Is it true that if $x \ge \min \{a,b\}$ and $a \ge \min \{a_1,\ldots,a_n\}$ then $x \ge \min \{a_1,\ldots,a_n,b\}$?

Question

Let $f:X \to \mathbb R$ be a quasi-concave function. It follows that $f(\lambda x+(1-\lambda) y) \geq \min \{f(x), f(y)\}$ for all $\lambda \in [0,1]$ and $x,y \in X$.

I'm trying to prove that for all $x_i \in X$ and $\lambda_i \ge 0$ such that $\sum_{i=1}^n \lambda_i = 1$, we have $$f \left (\sum_{i=1}^n \lambda_i x_i \right) \ge \min_{1 \le i \le n} f(x_i)$$

This leads me to prove that if $x \ge \min \{a,b\}$ and $a \ge \min \{a_1,\ldots,a_n\}$ then $x \ge \min \{a_1,\ldots,a_n,b\}$.

My question:

Could you please shed me some lights on how to prove the last claim?
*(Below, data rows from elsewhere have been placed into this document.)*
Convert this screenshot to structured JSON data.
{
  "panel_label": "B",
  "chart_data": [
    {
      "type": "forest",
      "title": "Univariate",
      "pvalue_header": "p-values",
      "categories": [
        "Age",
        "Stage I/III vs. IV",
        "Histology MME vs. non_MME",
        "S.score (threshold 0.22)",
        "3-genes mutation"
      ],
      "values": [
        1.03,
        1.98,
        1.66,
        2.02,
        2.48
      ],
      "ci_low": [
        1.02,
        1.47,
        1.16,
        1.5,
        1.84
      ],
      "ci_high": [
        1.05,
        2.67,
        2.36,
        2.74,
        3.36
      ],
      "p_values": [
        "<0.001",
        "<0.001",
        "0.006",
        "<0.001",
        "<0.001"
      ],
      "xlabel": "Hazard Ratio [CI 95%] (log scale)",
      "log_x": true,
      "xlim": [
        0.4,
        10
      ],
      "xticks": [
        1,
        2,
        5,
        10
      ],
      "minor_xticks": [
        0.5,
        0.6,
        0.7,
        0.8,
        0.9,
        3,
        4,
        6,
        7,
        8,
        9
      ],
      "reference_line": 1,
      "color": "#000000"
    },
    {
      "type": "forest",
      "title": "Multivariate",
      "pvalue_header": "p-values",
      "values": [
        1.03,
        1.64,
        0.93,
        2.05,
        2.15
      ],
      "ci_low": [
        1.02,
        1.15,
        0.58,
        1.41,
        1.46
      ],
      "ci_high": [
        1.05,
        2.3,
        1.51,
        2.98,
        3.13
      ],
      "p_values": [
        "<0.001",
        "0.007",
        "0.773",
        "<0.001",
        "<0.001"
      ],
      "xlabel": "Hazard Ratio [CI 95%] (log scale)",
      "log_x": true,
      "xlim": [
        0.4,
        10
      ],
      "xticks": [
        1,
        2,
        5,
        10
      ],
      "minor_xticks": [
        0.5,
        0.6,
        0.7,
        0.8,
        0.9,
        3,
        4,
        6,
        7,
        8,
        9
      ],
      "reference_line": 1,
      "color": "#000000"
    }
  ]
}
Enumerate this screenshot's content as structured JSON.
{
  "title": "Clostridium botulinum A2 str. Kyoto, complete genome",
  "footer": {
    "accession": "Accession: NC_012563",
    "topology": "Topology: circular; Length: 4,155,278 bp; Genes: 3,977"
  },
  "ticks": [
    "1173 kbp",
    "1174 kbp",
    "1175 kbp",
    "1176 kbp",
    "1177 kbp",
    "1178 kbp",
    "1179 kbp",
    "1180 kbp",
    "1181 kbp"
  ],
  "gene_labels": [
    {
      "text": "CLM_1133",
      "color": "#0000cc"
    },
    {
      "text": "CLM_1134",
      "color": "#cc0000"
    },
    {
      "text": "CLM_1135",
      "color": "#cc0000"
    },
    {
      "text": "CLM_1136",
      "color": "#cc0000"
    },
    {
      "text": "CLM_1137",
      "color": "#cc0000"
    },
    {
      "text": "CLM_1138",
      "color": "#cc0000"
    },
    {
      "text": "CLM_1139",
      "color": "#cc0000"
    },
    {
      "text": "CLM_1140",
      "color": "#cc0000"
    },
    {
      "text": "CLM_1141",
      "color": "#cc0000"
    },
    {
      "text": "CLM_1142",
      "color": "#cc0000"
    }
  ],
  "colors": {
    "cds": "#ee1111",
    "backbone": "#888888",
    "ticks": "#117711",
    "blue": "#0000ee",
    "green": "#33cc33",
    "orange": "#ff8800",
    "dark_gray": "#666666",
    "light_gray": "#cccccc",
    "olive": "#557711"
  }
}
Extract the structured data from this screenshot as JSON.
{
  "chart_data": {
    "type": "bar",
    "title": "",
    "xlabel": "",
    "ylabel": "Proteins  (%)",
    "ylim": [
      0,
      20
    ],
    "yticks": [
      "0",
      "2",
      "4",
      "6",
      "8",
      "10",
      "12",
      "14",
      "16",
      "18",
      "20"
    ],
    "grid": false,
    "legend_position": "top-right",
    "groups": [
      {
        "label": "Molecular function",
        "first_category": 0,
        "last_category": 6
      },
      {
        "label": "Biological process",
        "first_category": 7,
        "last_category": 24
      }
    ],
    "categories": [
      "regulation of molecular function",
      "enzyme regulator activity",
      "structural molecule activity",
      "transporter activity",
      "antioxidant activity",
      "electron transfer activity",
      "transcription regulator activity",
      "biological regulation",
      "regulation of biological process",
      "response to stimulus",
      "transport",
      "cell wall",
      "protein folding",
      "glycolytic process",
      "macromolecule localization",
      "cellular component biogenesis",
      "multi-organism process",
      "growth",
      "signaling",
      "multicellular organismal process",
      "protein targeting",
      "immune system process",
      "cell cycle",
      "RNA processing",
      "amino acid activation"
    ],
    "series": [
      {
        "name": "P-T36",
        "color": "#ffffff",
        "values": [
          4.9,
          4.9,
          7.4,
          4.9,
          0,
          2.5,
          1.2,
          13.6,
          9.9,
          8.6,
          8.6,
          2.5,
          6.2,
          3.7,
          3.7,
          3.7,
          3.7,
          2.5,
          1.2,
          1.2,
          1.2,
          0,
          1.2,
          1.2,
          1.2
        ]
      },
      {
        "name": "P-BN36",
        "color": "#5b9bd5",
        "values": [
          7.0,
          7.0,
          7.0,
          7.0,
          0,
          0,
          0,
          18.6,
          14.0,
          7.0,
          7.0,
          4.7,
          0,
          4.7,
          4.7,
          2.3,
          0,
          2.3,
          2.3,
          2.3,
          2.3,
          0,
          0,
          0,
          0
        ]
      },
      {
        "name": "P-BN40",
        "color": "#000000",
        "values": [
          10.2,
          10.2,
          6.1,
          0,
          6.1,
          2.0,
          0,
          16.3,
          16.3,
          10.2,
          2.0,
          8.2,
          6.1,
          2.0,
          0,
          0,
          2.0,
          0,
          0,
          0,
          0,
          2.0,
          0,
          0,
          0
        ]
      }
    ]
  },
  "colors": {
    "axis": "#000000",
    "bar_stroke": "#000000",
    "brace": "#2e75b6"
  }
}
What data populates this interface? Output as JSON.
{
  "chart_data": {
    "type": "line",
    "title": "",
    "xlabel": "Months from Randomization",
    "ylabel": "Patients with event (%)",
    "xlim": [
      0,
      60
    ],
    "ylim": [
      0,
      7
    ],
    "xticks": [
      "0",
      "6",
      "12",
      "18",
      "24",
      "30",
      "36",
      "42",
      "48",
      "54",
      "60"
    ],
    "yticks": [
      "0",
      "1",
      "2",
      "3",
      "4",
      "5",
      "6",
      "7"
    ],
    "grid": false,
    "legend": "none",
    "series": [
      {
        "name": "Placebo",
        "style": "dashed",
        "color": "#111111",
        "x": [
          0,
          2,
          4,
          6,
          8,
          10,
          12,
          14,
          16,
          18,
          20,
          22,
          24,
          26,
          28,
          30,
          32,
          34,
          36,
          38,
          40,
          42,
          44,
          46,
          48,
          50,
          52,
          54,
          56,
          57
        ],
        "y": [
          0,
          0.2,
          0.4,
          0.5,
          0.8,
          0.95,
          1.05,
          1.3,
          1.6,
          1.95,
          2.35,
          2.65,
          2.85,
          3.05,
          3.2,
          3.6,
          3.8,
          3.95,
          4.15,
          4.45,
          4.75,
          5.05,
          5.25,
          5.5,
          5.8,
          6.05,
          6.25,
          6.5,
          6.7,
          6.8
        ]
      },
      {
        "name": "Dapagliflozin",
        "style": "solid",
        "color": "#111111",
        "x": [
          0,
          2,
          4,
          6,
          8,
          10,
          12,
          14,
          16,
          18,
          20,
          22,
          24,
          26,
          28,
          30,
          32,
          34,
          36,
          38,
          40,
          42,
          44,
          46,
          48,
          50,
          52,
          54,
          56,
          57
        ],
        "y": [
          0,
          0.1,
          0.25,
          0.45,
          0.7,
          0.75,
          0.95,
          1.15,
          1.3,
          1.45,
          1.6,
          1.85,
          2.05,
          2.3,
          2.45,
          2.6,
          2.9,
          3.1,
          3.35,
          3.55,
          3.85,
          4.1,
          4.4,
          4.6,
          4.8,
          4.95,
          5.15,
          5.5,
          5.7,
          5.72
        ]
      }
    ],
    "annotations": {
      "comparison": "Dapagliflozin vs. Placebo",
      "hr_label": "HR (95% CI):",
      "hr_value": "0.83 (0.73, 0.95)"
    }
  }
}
Thank you so much!

Answer 1

If on the contrary $x<\min\{a_1,\ldots, a_n,b\}$ then $x<a_1,x<a_2\ldots x<a_n,x<b$. From the first $n$ inequalities, $x<\min\{a_1,\ldots, a_n\}\le a$ and from $x<a$ and $x<b$, we find $x<\min\{a,b\}$.

Answer 2

Prove by contradiction. If the result is false then $x <b$ and $x <a_i$ for each $i$. Hence $x <\min \{a_1,a_2,...,a_n\} \leq a$. Do you see a contradiction now?

Answer 3

Well, suppose that it's false. Then $a_1,...,a_n,b$ are all strictly greater than $x$. Since $a\geq\min\{a_1,..,a_n\}$ there is some $k$ for which $a\geq a_k>x$. Hence $a$ and $b$ are both greater than $x$ which is a contradiction.